As readers of this blog may recall, I’ve written about SCADA issues in the past, but one issue that I’ve consistently tried to emphasize is that critical control systems should never, ever interact nor interconnect with Internet systems in any way, shape, or form.
There’s a good reason for this, and it’s always been referred to as the “Air Gap” Principle.
But as I also noted previously, companies make business decisions that favor cost savings over systems security on a regular basis.
Recent news reports from Australia indicate that Energy Australia will be deploying “smart” metering device which use WiFi communications to collect consumer energy consumption statistics.
Now, this is not to single out this particular company, but the opportunity presents itself for commentary.
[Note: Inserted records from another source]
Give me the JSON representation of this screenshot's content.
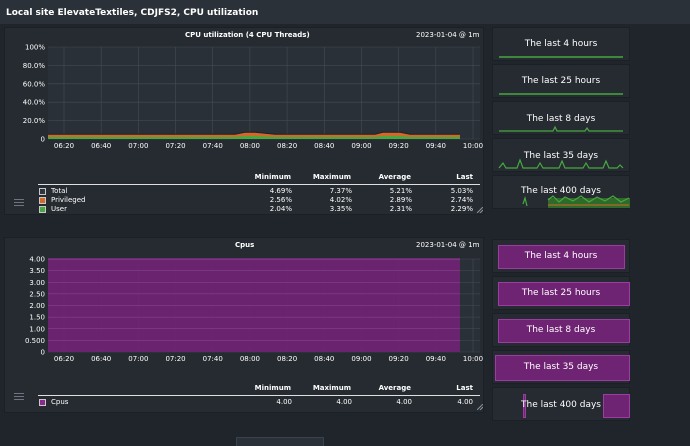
{
  "header": {
    "title": "Local site ElevateTextiles, CDJFS2, CPU utilization"
  },
  "graphs": [
    {
      "title": "CPU utilization (4 CPU Threads)",
      "date": "2023-01-04 @ 1m",
      "yticks": [
        "100%",
        "80.0%",
        "60.0%",
        "40.0%",
        "20.0%",
        "0"
      ],
      "xticks": [
        "06:20",
        "06:40",
        "07:00",
        "07:20",
        "07:40",
        "08:00",
        "08:20",
        "08:40",
        "09:00",
        "09:20",
        "09:40",
        "10:00"
      ],
      "table": {
        "headers": [
          "Minimum",
          "Maximum",
          "Average",
          "Last"
        ],
        "rows": [
          {
            "label": "Total",
            "color": "#2e3540",
            "values": [
              "4.69%",
              "7.37%",
              "5.21%",
              "5.03%"
            ]
          },
          {
            "label": "Privileged",
            "color": "#d3682a",
            "values": [
              "2.56%",
              "4.02%",
              "2.89%",
              "2.74%"
            ]
          },
          {
            "label": "User",
            "color": "#47a840",
            "values": [
              "2.04%",
              "3.35%",
              "2.31%",
              "2.29%"
            ]
          }
        ]
      }
    },
    {
      "title": "Cpus",
      "date": "2023-01-04 @ 1m",
      "yticks": [
        "4.00",
        "3.50",
        "3.00",
        "2.50",
        "2.00",
        "1.50",
        "1.00",
        "0.500",
        "0"
      ],
      "xticks": [
        "06:20",
        "06:40",
        "07:00",
        "07:20",
        "07:40",
        "08:00",
        "08:20",
        "08:40",
        "09:00",
        "09:20",
        "09:40",
        "10:00"
      ],
      "table": {
        "headers": [
          "Minimum",
          "Maximum",
          "Average",
          "Last"
        ],
        "rows": [
          {
            "label": "Cpus",
            "color": "#8a2a8e",
            "values": [
              "4.00",
              "4.00",
              "4.00",
              "4.00"
            ]
          }
        ]
      }
    }
  ],
  "timeranges_top": [
    "The last 4 hours",
    "The last 25 hours",
    "The last 8 days",
    "The last 35 days",
    "The last 400 days"
  ],
  "timeranges_bottom": [
    "The last 4 hours",
    "The last 25 hours",
    "The last 8 days",
    "The last 35 days",
    "The last 400 days"
  ],
  "colors": {
    "green": "#47a840",
    "orange": "#d3682a",
    "purple": "#6f2473",
    "purple_border": "#9a3ca0"
  }
}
There are energy companies in the United States and elsewhere which are making similar business decisions regarding their service infrastructure, and it is somewhat troubling.
According to an article in itWorldCanada, “…The system will transmit power usage and maintenance data from two million digital smart meters across the states of New South Wales and Queensland to a central database over a Wi-Fi and fiber-optic network.”
Notwithstanding the business issues involved, or second-guessing Energy Australia’s assessment of the cost-benefit analysis of this decision, it nonetheless raise some serious security questions with regards to the possibility of denial-of-service attacks, or complete compromise of an associated system (it does happen, and has been documented on several occasions) .
The “Air Gap” principle exists for a reason — real security segmentation. Without proper segmentation, you basically begin to add risk — the security posture of unauthorized access or other cyber shenanigans – enormously. I cannot stress this issue enough.
When you cut corners in the name of cost savings, you will inevitably be victimized by the fickle finger of fate, as the saying goes.
I’m a little unnerved to realize that the systems which deliver my electricity, gas, water, and other basic services are making some very risky decisions when it comes to their infrastructure.
You should probably be worried too. Maybe a little bit. Maybe a lot.